И мы пошли. После этого у меня, кажется, недели две болело горло (хорошо, что не начался бронхит, иначе бы мать четвертовала отца по возвращении домой). Но запомнился круиз совсем не этим. В первую ночь, когда мы вышли на палубу, передо мной предстала картина, достойная пера Казимира Севериновича. Чернота. Абсолютная, непроглядная, чёрная мгла. Ни луны, ни звёзд, ни каких-либо намёков на существование окружающей действительности. Я смотрел на неё как зачарованный. Казалось, стоит мне протянуть руку за пределы ограждения, и она тут же растворится за пределами невидимой завесы. Как будто реальности за пределами ограждения палубы не существовало вовсе, и мы зависли посреди пустоши из глухого мрака – без движения и лишних звуков; только мерный рокот работающих турбин судна, отдалённо напоминающий урчание домашнего холодильника. Тогда, глядя в эту невероятную бездну, я полагал, что детский страх перед темнотой отступил, а вернувшись на берег, я почувствовал себя обновлённым, словно обрёл какую-то суперспособность на зависть своим сверстникам. Долгие годы после я не вспоминал об этом. И теперь, десятки лет спустя, я вновь столкнулся со тьмой лицом к лицу. Но сейчас всё совсем иначе. И я вновь ощущаю себя десятилетним мальчишкой, который ночью боится доковылять до туалета, если вдруг стало невмоготу.

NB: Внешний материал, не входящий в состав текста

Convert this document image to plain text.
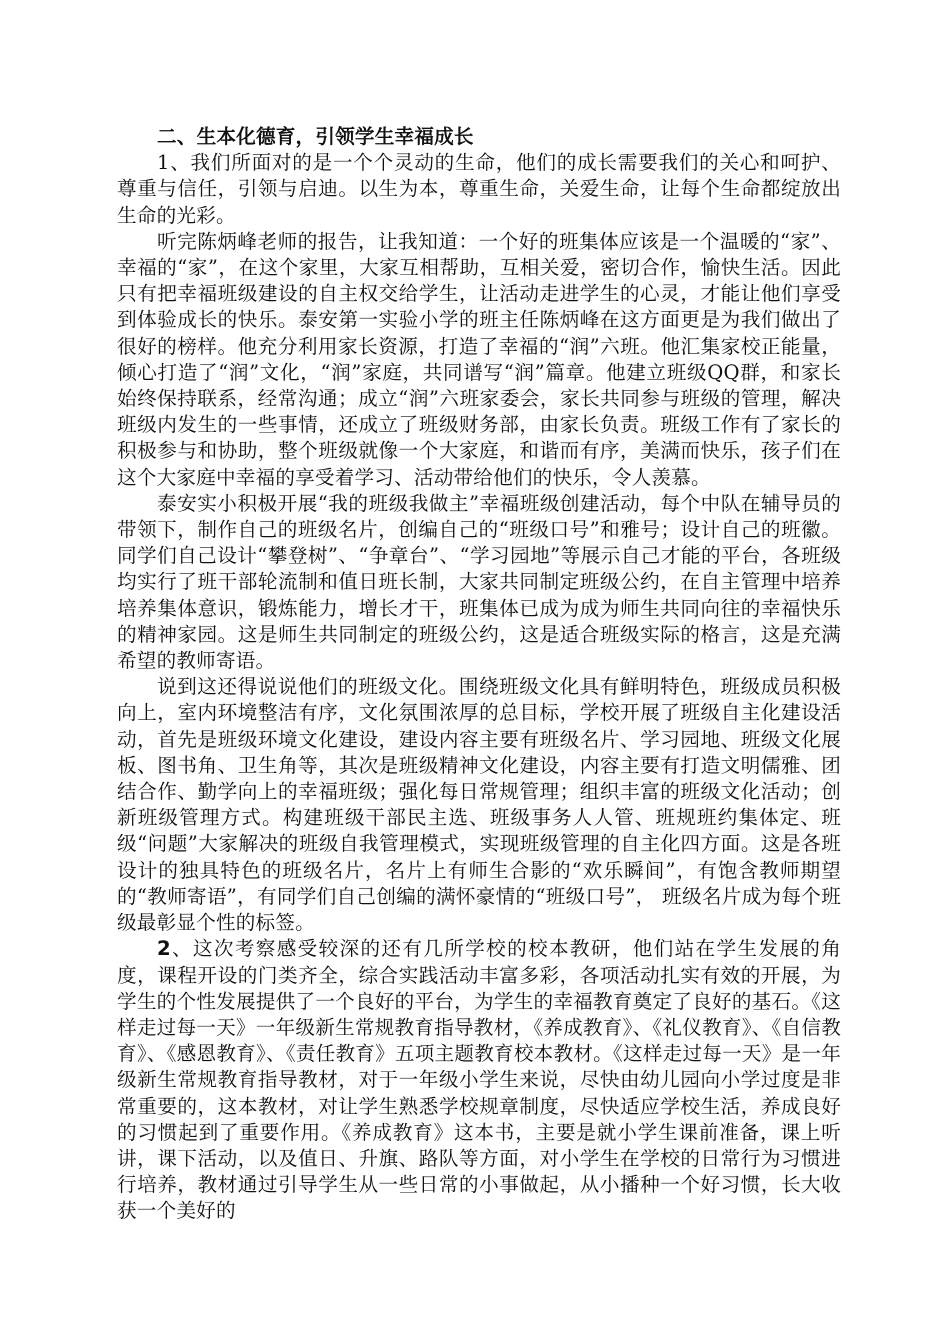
二、生本化德育，引领学生幸福成长

1、我们所面对的是一个个灵动的生命，他们的成长需要我们的关心和呵护、尊重与信任，引领与启迪。以生为本，尊重生命，关爱生命，让每个生命都绽放出生命的光彩。

听完陈炳峰老师的报告，让我知道：一个好的班集体应该是一个温暖的“家”、幸福的“家”，在这个家里，大家互相帮助，互相关爱，密切合作，愉快生活。因此只有把幸福班级建设的自主权交给学生，让活动走进学生的心灵，才能让他们享受到体验成长的快乐。泰安第一实验小学的班主任陈炳峰在这方面更是为我们做出了很好的榜样。他充分利用家长资源，打造了幸福的“润”六班。他汇集家校正能量，倾心打造了“润”文化，“润”家庭，共同谱写“润”篇章。他建立班级QQ群，和家长始终保持联系，经常沟通；成立“润”六班家委会，家长共同参与班级的管理，解决班级内发生的一些事情，还成立了班级财务部，由家长负责。班级工作有了家长的积极参与和协助，整个班级就像一个大家庭，和谐而有序，美满而快乐，孩子们在这个大家庭中幸福的享受着学习、活动带给他们的快乐，令人羡慕。

泰安实小积极开展“我的班级我做主”幸福班级创建活动，每个中队在辅导员的带领下，制作自己的班级名片，创编自己的“班级口号”和雅号；设计自己的班徽。同学们自己设计“攀登树”、“争章台”、“学习园地”等展示自己才能的平台，各班级均实行了班干部轮流制和值日班长制，大家共同制定班级公约，在自主管理中培养培养集体意识，锻炼能力，增长才干，班集体已成为成为师生共同向往的幸福快乐的精神家园。这是师生共同制定的班级公约，这是适合班级实际的格言，这是充满希望的教师寄语。

说到这还得说说他们的班级文化。围绕班级文化具有鲜明特色，班级成员积极向上，室内环境整洁有序，文化氛围浓厚的总目标，学校开展了班级自主化建设活动，首先是班级环境文化建设，建设内容主要有班级名片、学习园地、班级文化展板、图书角、卫生角等，其次是班级精神文化建设，内容主要有打造文明儒雅、团结合作、勤学向上的幸福班级；强化每日常规管理；组织丰富的班级文化活动；创新班级管理方式。构建班级干部民主选、班级事务人人管、班规班约集体定、班级“问题”大家解决的班级自我管理模式，实现班级管理的自主化四方面。这是各班设计的独具特色的班级名片，名片上有师生合影的“欢乐瞬间”，有饱含教师期望的“教师寄语”，有同学们自己创编的满怀豪情的“班级口号”， 班级名片成为每个班级最彰显个性的标签。

2、这次考察感受较深的还有几所学校的校本教研，他们站在学生发展的角度，课程开设的门类齐全，综合实践活动丰富多彩，各项活动扎实有效的开展，为学生的个性发展提供了一个良好的平台，为学生的幸福教育奠定了良好的基石。《这样走过每一天》一年级新生常规教育指导教材，《养成教育》、《礼仪教育》、《自信教育》、《感恩教育》、《责任教育》五项主题教育校本教材。《这样走过每一天》是一年级新生常规教育指导教材，对于一年级小学生来说，尽快由幼儿园向小学过度是非常重要的，这本教材，对让学生熟悉学校规章制度，尽快适应学校生活，养成良好的习惯起到了重要作用。《养成教育》这本书，主要是就小学生课前准备，课上听讲，课下活动，以及值日、升旗、路队等方面，对小学生在学校的日常行为习惯进行培养，教材通过引导学生从一些日常的小事做起，从小播种一个好习惯，长大收获一个美好的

Нынче в это трудно поверить, но в день отплытия стояла ясная солнечная погода, а на море был полнейший штиль, и ничто не предвещало событий, которые ждали нас впереди. 

В здании терминала было полно народу, однако очередь в окно регистрации на наш рейс была существенно меньше, чем на другие. По вполне понятным причинам нас это сильно обрадовало, однако на таможне мы всё равно потеряли много времени: группа китайских туристов продолжала своё кругосветное турне и, кажется, в Гданьске один из них купил что-то запрещённое для вывоза из страны. После этого пограничники стали потрошить сумки у всех подряд. Я постоянно поглядывал на часы, опасаясь, что рейс отправится без нас, но Андре пребывала в совершенно невозмутимом состоянии. Последнее меня расстроило, – я вспомнил, что она не особенно хотела ехать.

– Дурацкое название, – отметила Андре, когда мы поднимались по трапу. 

«Ребрец» – на гордо вздёрнутом носу лайнера рубленные чёрные буквы с заметными засечками выглядели излишне сурово, диковато контрастируя с изящной схемой раскраски корабля.